Walters also points out how figures on the establishment side of the Mississippi Senate primary were punished by conservatives around the country.
"Consider Scott Walker and Rick Perry, both of whom were initially thought of as serious contenders, especially Walker," said Walters. "But after Walker hired Brad Dayspring of the NRSC (who helped trash Chris McDaniel), his campaign imploded. Perry hired the Barbours of Mississippi, who were right in the thick of it, and his campaign blew up on the launch pad. That is definitive proof that much of the anger was because of Mississippi 2014."
Walters said he was "disgusted" and "angry" because of what the Republican leadership did to McDaniel in 2014, and he knows he was not alone.

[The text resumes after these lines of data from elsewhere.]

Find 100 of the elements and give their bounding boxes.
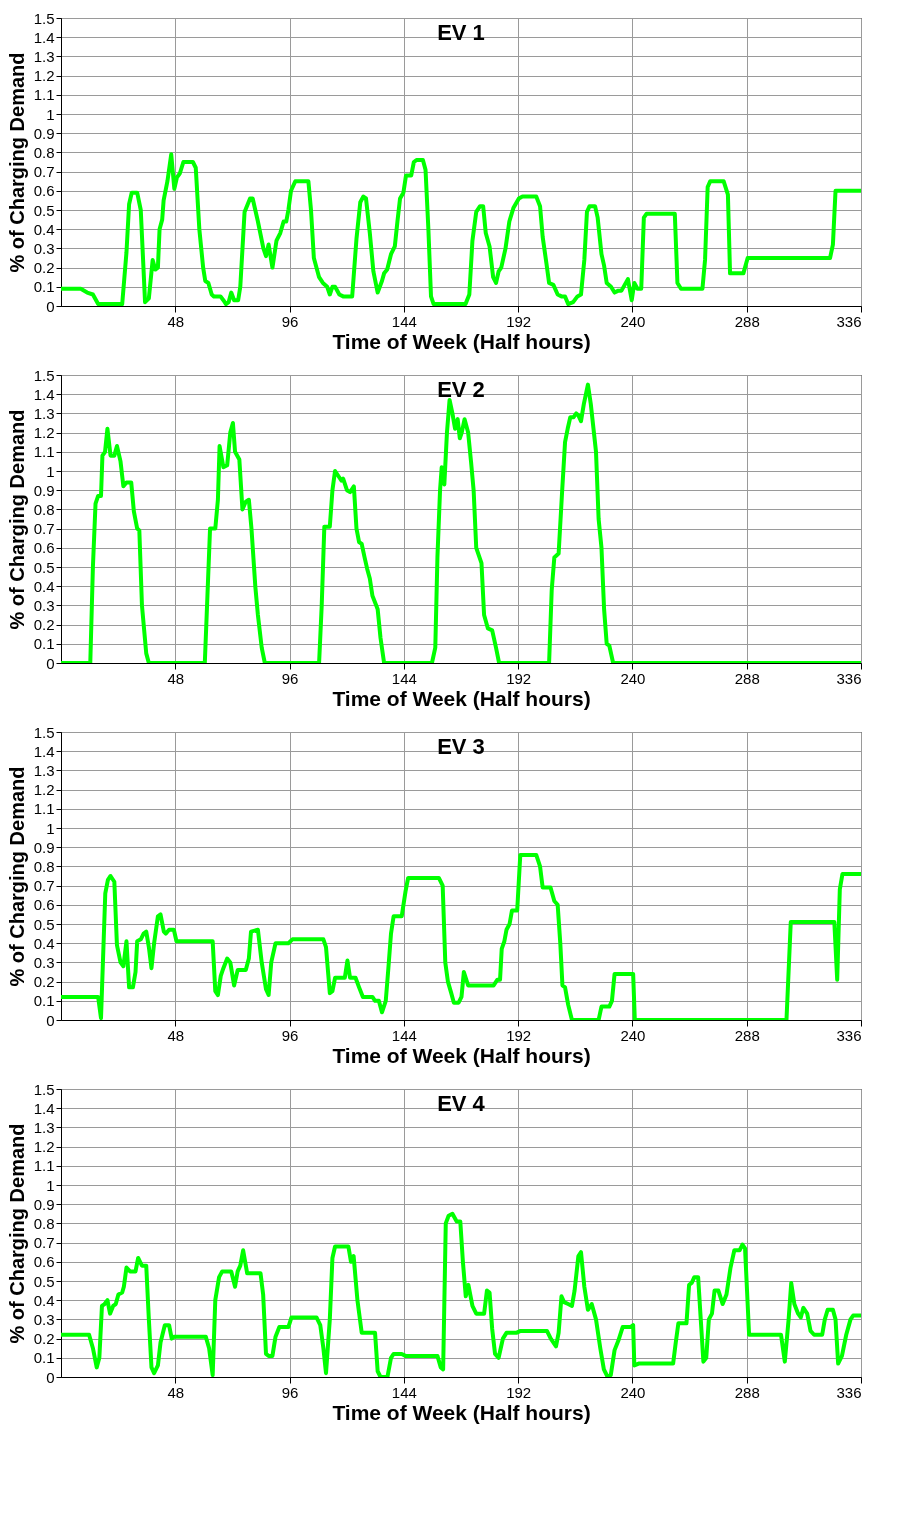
x-tick-label: 240 xyxy=(620,1026,646,1044)
y-axis-title: % of Charging Demand xyxy=(5,409,28,630)
y-tick-label: 1.5 xyxy=(33,366,55,384)
y-tick-label: 1.4 xyxy=(33,1099,55,1117)
y-tick-label: 0.4 xyxy=(33,577,55,595)
y-tick-label: 0.8 xyxy=(33,500,55,518)
chart-title: EV 4 xyxy=(437,1091,486,1116)
y-tick-label: 0.7 xyxy=(33,520,55,538)
y-tick-label: 0.3 xyxy=(33,953,55,971)
y-tick-label: 0.5 xyxy=(33,1272,55,1290)
x-axis-title: Time of Week (Half hours) xyxy=(332,329,591,353)
y-tick-label: 0.2 xyxy=(33,1330,55,1348)
x-tick-label: 192 xyxy=(506,1383,532,1401)
x-tick-label: 144 xyxy=(391,1026,417,1044)
y-tick-label: 1 xyxy=(46,819,55,837)
y-tick-label: 1.3 xyxy=(33,47,55,65)
y-tick-label: 1.2 xyxy=(33,1138,55,1156)
y-tick-label: 1.4 xyxy=(33,28,55,46)
y-tick-label: 0.1 xyxy=(33,635,55,653)
y-tick-label: 0.5 xyxy=(33,558,55,576)
x-tick-label: 144 xyxy=(391,312,417,330)
x-axis-title: Time of Week (Half hours) xyxy=(332,686,591,710)
y-tick-label: 0.9 xyxy=(33,124,55,142)
chart-title: EV 2 xyxy=(437,377,485,402)
y-tick-label: 0.4 xyxy=(33,220,55,238)
y-tick-label: 0.8 xyxy=(33,143,55,161)
x-tick-label: 192 xyxy=(506,669,532,687)
x-tick-label: 144 xyxy=(391,669,417,687)
y-tick-label: 0.1 xyxy=(33,992,55,1010)
y-tick-label: 0.6 xyxy=(33,182,55,200)
x-tick-label: 96 xyxy=(281,312,299,330)
x-tick-label: 48 xyxy=(167,1026,185,1044)
x-tick-label: 96 xyxy=(281,669,299,687)
x-tick-label: 288 xyxy=(734,312,760,330)
y-tick-label: 0 xyxy=(46,654,55,672)
y-tick-label: 0.4 xyxy=(33,1291,55,1309)
y-axis-title: % of Charging Demand xyxy=(5,52,28,273)
x-tick-label: 336 xyxy=(836,1383,862,1401)
y-tick-label: 0.1 xyxy=(33,1349,55,1367)
y-tick-label: 1 xyxy=(46,462,55,480)
y-tick-label: 0.1 xyxy=(33,278,55,296)
x-tick-label: 336 xyxy=(836,669,862,687)
x-tick-label: 96 xyxy=(281,1026,299,1044)
y-tick-label: 0.2 xyxy=(33,973,55,991)
y-tick-label: 0.6 xyxy=(33,539,55,557)
y-tick-label: 1 xyxy=(46,1176,55,1194)
y-tick-label: 0.8 xyxy=(33,1214,55,1232)
y-tick-label: 0.8 xyxy=(33,857,55,875)
y-tick-label: 0.6 xyxy=(33,1253,55,1271)
y-tick-label: 1.3 xyxy=(33,1118,55,1136)
y-tick-label: 1.1 xyxy=(33,800,55,818)
x-tick-label: 48 xyxy=(167,1383,185,1401)
y-axis-title: % of Charging Demand xyxy=(5,766,28,987)
x-tick-label: 48 xyxy=(167,669,185,687)
y-tick-label: 0.9 xyxy=(33,1195,55,1213)
y-tick-label: 1.2 xyxy=(33,424,55,442)
x-tick-label: 144 xyxy=(391,1383,417,1401)
y-tick-label: 0 xyxy=(46,1011,55,1029)
y-tick-label: 0.9 xyxy=(33,481,55,499)
x-tick-label: 192 xyxy=(506,1026,532,1044)
x-tick-label: 288 xyxy=(734,1383,760,1401)
y-tick-label: 1.4 xyxy=(33,742,55,760)
y-tick-label: 1.5 xyxy=(33,9,55,27)
y-tick-label: 0.6 xyxy=(33,896,55,914)
y-tick-label: 0.3 xyxy=(33,1310,55,1328)
x-tick-label: 288 xyxy=(734,669,760,687)
x-tick-label: 240 xyxy=(620,1383,646,1401)
x-axis-title: Time of Week (Half hours) xyxy=(332,1043,591,1067)
y-tick-label: 1.2 xyxy=(33,67,55,85)
y-tick-label: 1.1 xyxy=(33,1157,55,1175)
chart-title: EV 1 xyxy=(437,20,485,45)
x-tick-label: 48 xyxy=(167,312,185,330)
y-tick-label: 0.5 xyxy=(33,915,55,933)
y-tick-label: 0.3 xyxy=(33,239,55,257)
y-axis-title: % of Charging Demand xyxy=(5,1123,28,1344)
y-tick-label: 1.5 xyxy=(33,1080,55,1098)
y-tick-label: 0 xyxy=(46,1368,55,1386)
y-tick-label: 0.4 xyxy=(33,934,55,952)
y-tick-label: 0.5 xyxy=(33,201,55,219)
y-tick-label: 0.3 xyxy=(33,596,55,614)
y-tick-label: 0.9 xyxy=(33,838,55,856)
y-tick-label: 0 xyxy=(46,297,55,315)
y-tick-label: 0.2 xyxy=(33,616,55,634)
y-tick-label: 0.2 xyxy=(33,259,55,277)
chart-title: EV 3 xyxy=(437,734,485,759)
x-tick-label: 336 xyxy=(836,1026,862,1044)
y-tick-label: 1.2 xyxy=(33,781,55,799)
x-tick-label: 240 xyxy=(620,669,646,687)
x-tick-label: 240 xyxy=(620,312,646,330)
y-tick-label: 1.4 xyxy=(33,385,55,403)
y-tick-label: 1.3 xyxy=(33,761,55,779)
x-tick-label: 336 xyxy=(836,312,862,330)
x-tick-label: 288 xyxy=(734,1026,760,1044)
y-tick-label: 1.5 xyxy=(33,723,55,741)
y-tick-label: 1 xyxy=(46,105,55,123)
y-tick-label: 1.1 xyxy=(33,86,55,104)
x-axis-title: Time of Week (Half hours) xyxy=(332,1400,591,1424)
y-tick-label: 0.7 xyxy=(33,1234,55,1252)
y-tick-label: 0.7 xyxy=(33,877,55,895)
x-tick-label: 96 xyxy=(281,1383,299,1401)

"This was the most despicable, disgusting campaign I've ever seen, and I'm a historian of American political history!" he said. "Republicans expect such trash to come from Democrats and their affiliated groups, like the nasty ad the Latino Victory Fund recently ran against Ed Gillespie in Virginia. But you don't expect your own party to do it to you! This was a betrayal by the Republican Party of one of their own. Chris McDaniel was seen by everyone in Mississippi as the top rising star in the party – that is, until he broke ranks and challenged one of their sacred cows – Thad Cochran.

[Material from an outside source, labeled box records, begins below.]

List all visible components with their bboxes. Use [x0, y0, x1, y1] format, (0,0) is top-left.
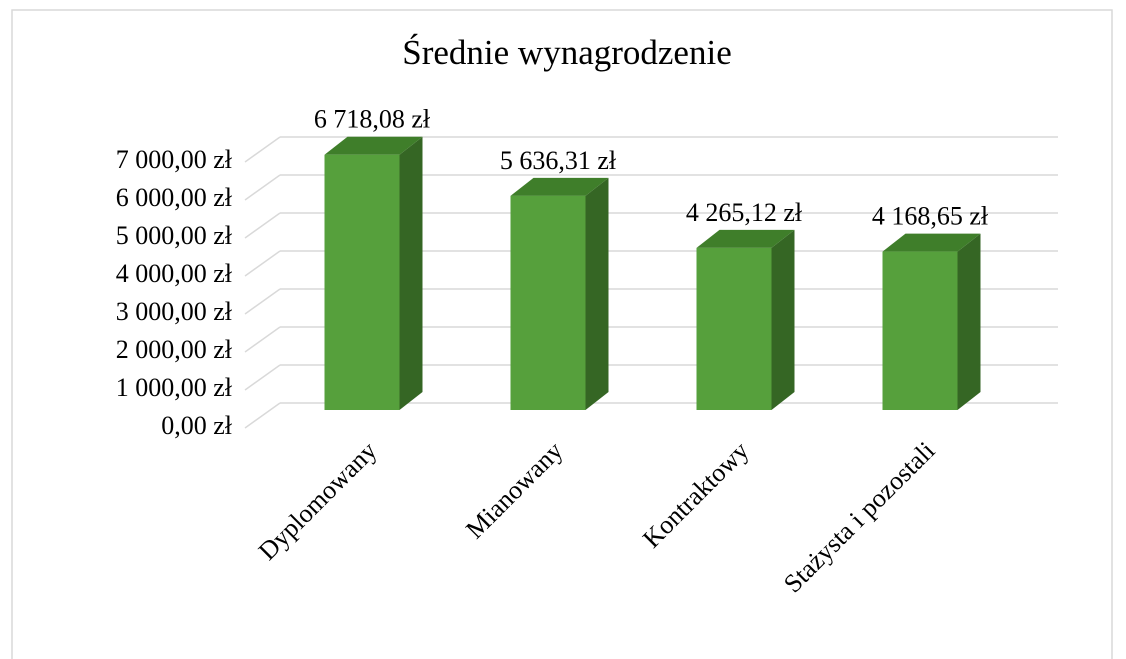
bar — [324, 154, 400, 410]
bar-side — [399, 136, 423, 411]
chart-title: Średnie wynagrodzenie — [402, 32, 731, 72]
bar — [882, 251, 958, 410]
grid-line — [244, 174, 281, 201]
y-tick-label: 5 000,00 zł — [116, 221, 233, 250]
y-tick-label: 1 000,00 zł — [116, 373, 233, 402]
grid-line — [244, 212, 281, 239]
y-tick-label: 2 000,00 zł — [116, 335, 233, 364]
data-label: 4 168,65 zł — [872, 202, 989, 231]
data-label: 4 265,12 zł — [686, 198, 803, 227]
bar — [696, 247, 772, 410]
y-tick-label: 3 000,00 zł — [116, 297, 233, 326]
bar-3d — [324, 136, 423, 411]
bar-3d — [696, 229, 795, 410]
bar-side — [585, 177, 609, 410]
bar-top — [510, 177, 609, 196]
bar-top — [882, 233, 981, 252]
data-label: 6 718,08 zł — [314, 105, 431, 134]
y-tick-label: 7 000,00 zł — [116, 145, 233, 174]
bar-side — [771, 229, 795, 410]
bar-3d — [510, 177, 609, 410]
bar-side — [957, 233, 981, 410]
y-tick-label: 6 000,00 zł — [116, 183, 233, 212]
grid-line — [244, 326, 281, 353]
data-label: 5 636,31 zł — [500, 146, 617, 175]
bar-top — [696, 229, 795, 248]
bar-top — [324, 136, 423, 155]
y-tick-label: 0,00 zł — [161, 411, 233, 440]
grid-line — [244, 250, 281, 277]
grid-line — [244, 364, 281, 391]
grid-line — [244, 288, 281, 315]
grid-line — [244, 402, 281, 429]
bar-3d — [882, 233, 981, 410]
bar — [510, 195, 586, 410]
grid-line — [244, 136, 281, 163]
y-tick-label: 4 000,00 zł — [116, 259, 233, 288]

"And by trashing him, by smearing him with the worst garbage imaginable – and you can't get any worse than accusations of racism – the establishment was impugning all conservatives. That's what caused such anger to spread across the conservative world."
What made it worse, says Walters, is that there was no resolution for all the conservatives who had placed their hopes in McDaniel.
"Not a single investigative journalist from a major news organization or a single prosecutor ever looked into any of it," he said. "With widespread allegations of vote fraud and vote buying, and yet not one prosecutor wants to investigate it? Not one journalist is interested in what really happened? The state's attorney general, Jim Hood, did not lift a finger to look into Cochran's campaign tactics, but of course he's a Democrat, so we didn't expect him to actually do his job. Perhaps he was afraid of what he might find. We are talking about tens of thousands of dollars in cash that supposedly went to 'volunteers.' It's a big example of the rottenness of our politics."
This all-but-unknown story, detailed in "Remember Mississippi" for the first time, continues to resonate in American politics. Not just because of the election of Donald Trump, but because of the internal battles that continue to rage within the GOP.
"We got at least some measure of satisfaction with the presidential outcome," said Walters, looking back on recent events. "The establishment may have won the 'battle of Mississippi,' but ultimately they lost the war. And looking at what's happening today, they lost control of the party, too."